You never finished that game, why don’t you? You haven’t reached out to them in awhile, make plans. Why don’t you read those comics you got for Christmas?
I should be doing something, it whispers, anything at all. Often I’m stuck in inaction, thinking of all of the possible activities I could be doing. Things I truly want to do, not procrastinate. Creative work I’m passionate about is a constant one.
Depression makes it unbearable, but even now, being medicated and seeing a therapist, I still hear it. Debilitating dread prevented me in the past, but that is no longer the case; the tension remains with me. I’ve been practicing for the past year to get myself to do more, and I’ve made progress I can be proud of. The root of it isn’t depression, I’m sure though. If anything the voice is more insistent now than before.

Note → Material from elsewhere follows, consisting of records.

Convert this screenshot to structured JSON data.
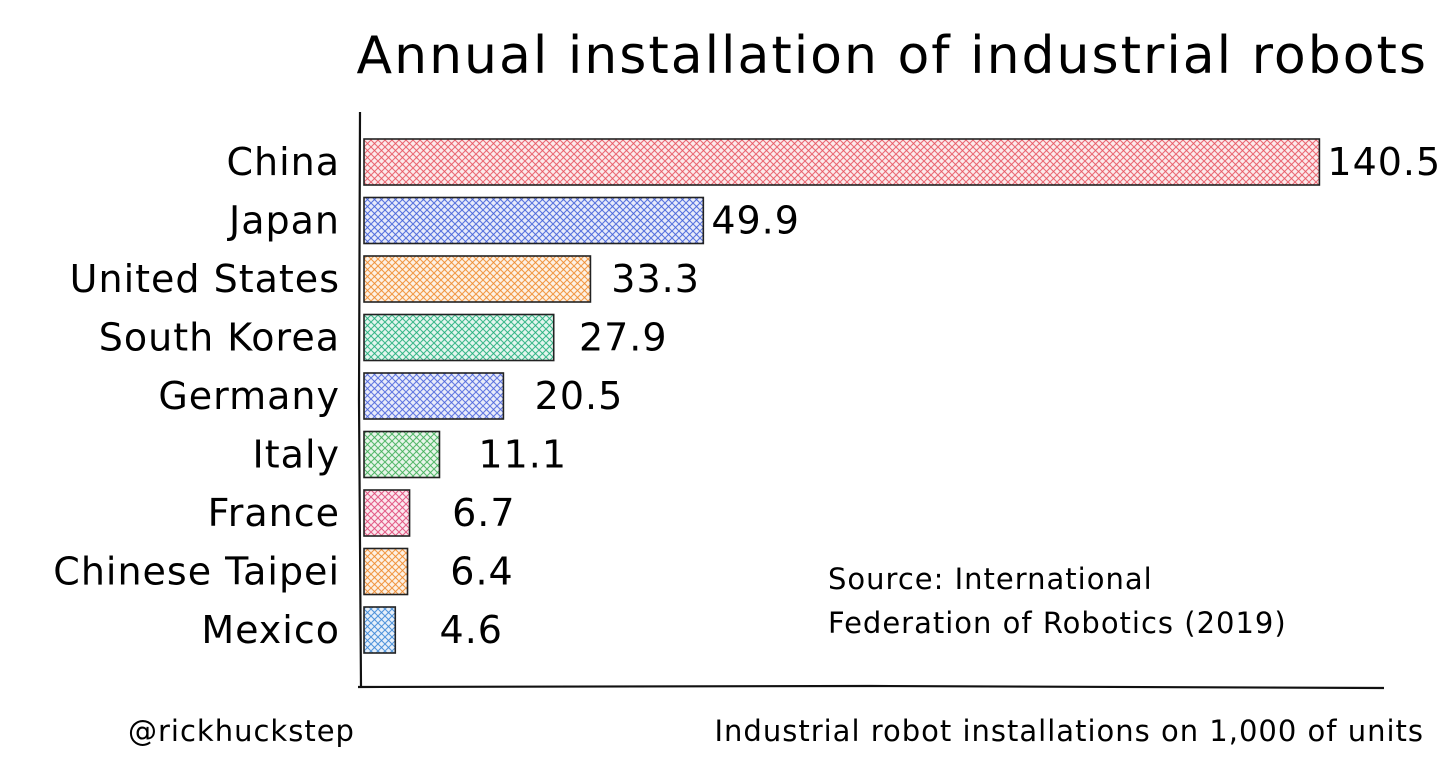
{
  "chart_data": {
    "type": "bar",
    "orientation": "horizontal",
    "title": "Annual installation of industrial robots",
    "categories": [
      "China",
      "Japan",
      "United States",
      "South Korea",
      "Germany",
      "Italy",
      "France",
      "Chinese Taipei",
      "Mexico"
    ],
    "values": [
      140.5,
      49.9,
      33.3,
      27.9,
      20.5,
      11.1,
      6.7,
      6.4,
      4.6
    ],
    "value_labels": [
      "140.5",
      "49.9",
      "33.3",
      "27.9",
      "20.5",
      "11.1",
      "6.7",
      "6.4",
      "4.6"
    ],
    "colors": [
      "#e8535f",
      "#3f5ed8",
      "#ef8a2c",
      "#1fae7a",
      "#4b64dc",
      "#3fae57",
      "#e04878",
      "#ef8a2c",
      "#3a86d6"
    ],
    "xlabel": "Industrial robot installations on 1,000 of units",
    "ylabel": "",
    "annotation": [
      "Source: International",
      "Federation of Robotics (2019)"
    ],
    "credit": "@rickhuckstep",
    "grid": false,
    "legend": "none",
    "style": "hand-drawn, cross-hatched fill"
  }
}
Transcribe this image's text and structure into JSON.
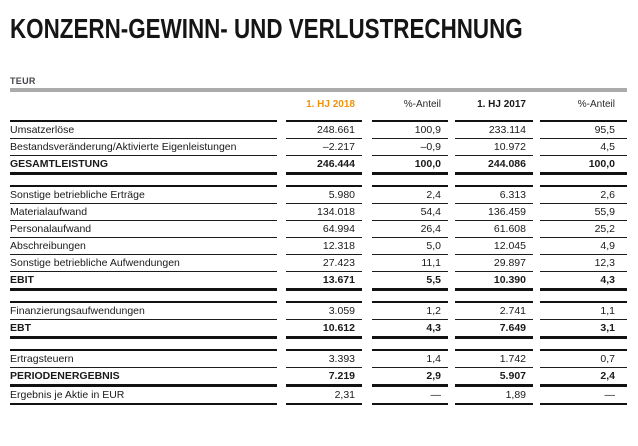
{
  "page": {
    "title": "KONZERN-GEWINN- UND VERLUSTRECHNUNG",
    "unit_label": "TEUR"
  },
  "colors": {
    "accent_orange": "#F0920A",
    "divider_gray": "#ABABAB",
    "text_dark": "#1A1A1A",
    "rule_black": "#121212"
  },
  "table": {
    "header": {
      "col_label": "",
      "col_hj2018": "1. HJ 2018",
      "col_pct_2018": "%-Anteil",
      "col_hj2017": "1. HJ 2017",
      "col_pct_2017": "%-Anteil"
    },
    "sections": [
      {
        "rows": [
          {
            "label": "Umsatzerlöse",
            "v2018": "248.661",
            "p2018": "100,9",
            "v2017": "233.114",
            "p2017": "95,5",
            "bold": false,
            "top": "thick",
            "bottom": "none"
          },
          {
            "label": "Bestandsveränderung/Aktivierte Eigenleistungen",
            "v2018": "–2.217",
            "p2018": "–0,9",
            "v2017": "10.972",
            "p2017": "4,5",
            "bold": false,
            "top": "thin",
            "bottom": "none"
          },
          {
            "label": "GESAMTLEISTUNG",
            "v2018": "246.444",
            "p2018": "100,0",
            "v2017": "244.086",
            "p2017": "100,0",
            "bold": true,
            "top": "thin",
            "bottom": "heavy"
          }
        ]
      },
      {
        "rows": [
          {
            "label": "Sonstige betriebliche Erträge",
            "v2018": "5.980",
            "p2018": "2,4",
            "v2017": "6.313",
            "p2017": "2,6",
            "bold": false,
            "top": "thick",
            "bottom": "none"
          },
          {
            "label": "Materialaufwand",
            "v2018": "134.018",
            "p2018": "54,4",
            "v2017": "136.459",
            "p2017": "55,9",
            "bold": false,
            "top": "thin",
            "bottom": "none"
          },
          {
            "label": "Personalaufwand",
            "v2018": "64.994",
            "p2018": "26,4",
            "v2017": "61.608",
            "p2017": "25,2",
            "bold": false,
            "top": "thin",
            "bottom": "none"
          },
          {
            "label": "Abschreibungen",
            "v2018": "12.318",
            "p2018": "5,0",
            "v2017": "12.045",
            "p2017": "4,9",
            "bold": false,
            "top": "thin",
            "bottom": "none"
          },
          {
            "label": "Sonstige betriebliche Aufwendungen",
            "v2018": "27.423",
            "p2018": "11,1",
            "v2017": "29.897",
            "p2017": "12,3",
            "bold": false,
            "top": "thin",
            "bottom": "none"
          },
          {
            "label": "EBIT",
            "v2018": "13.671",
            "p2018": "5,5",
            "v2017": "10.390",
            "p2017": "4,3",
            "bold": true,
            "top": "thin",
            "bottom": "heavy"
          }
        ]
      },
      {
        "rows": [
          {
            "label": "Finanzierungsaufwendungen",
            "v2018": "3.059",
            "p2018": "1,2",
            "v2017": "2.741",
            "p2017": "1,1",
            "bold": false,
            "top": "thick",
            "bottom": "none"
          },
          {
            "label": "EBT",
            "v2018": "10.612",
            "p2018": "4,3",
            "v2017": "7.649",
            "p2017": "3,1",
            "bold": true,
            "top": "thin",
            "bottom": "heavy"
          }
        ]
      },
      {
        "rows": [
          {
            "label": "Ertragsteuern",
            "v2018": "3.393",
            "p2018": "1,4",
            "v2017": "1.742",
            "p2017": "0,7",
            "bold": false,
            "top": "thick",
            "bottom": "none"
          },
          {
            "label": "PERIODENERGEBNIS",
            "v2018": "7.219",
            "p2018": "2,9",
            "v2017": "5.907",
            "p2017": "2,4",
            "bold": true,
            "top": "thin",
            "bottom": "heavy"
          },
          {
            "label": "Ergebnis je Aktie in EUR",
            "v2018": "2,31",
            "p2018": "—",
            "v2017": "1,89",
            "p2017": "—",
            "bold": false,
            "top": "none",
            "bottom": "med"
          }
        ]
      }
    ]
  }
}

23 years of life and I feel as though I haven’t really been living until now. Alive, sure, but not living how I would have wanted. Being queer, neurodivergent in some capacity, and incapable of imagining living into adulthood all have contributed to this. Now that I’m not in a struggle with mental health, understand who I want to be, or in a hazardous social situation, I’ve dared to dream a future for myself. Guilt is another reason for this voice. I feel as if I’ve wasted so much time. I know I can’t change the past and if I were able to do more at the time I could have, but I still mourn for my former self’s impotence. The voice is a slumbering hunger awakened. I finally want to live. And the tension is just growing pains. Hopefully I get better at satiating these desires, or learn to accept I’ll never have enough time to do all I wish to.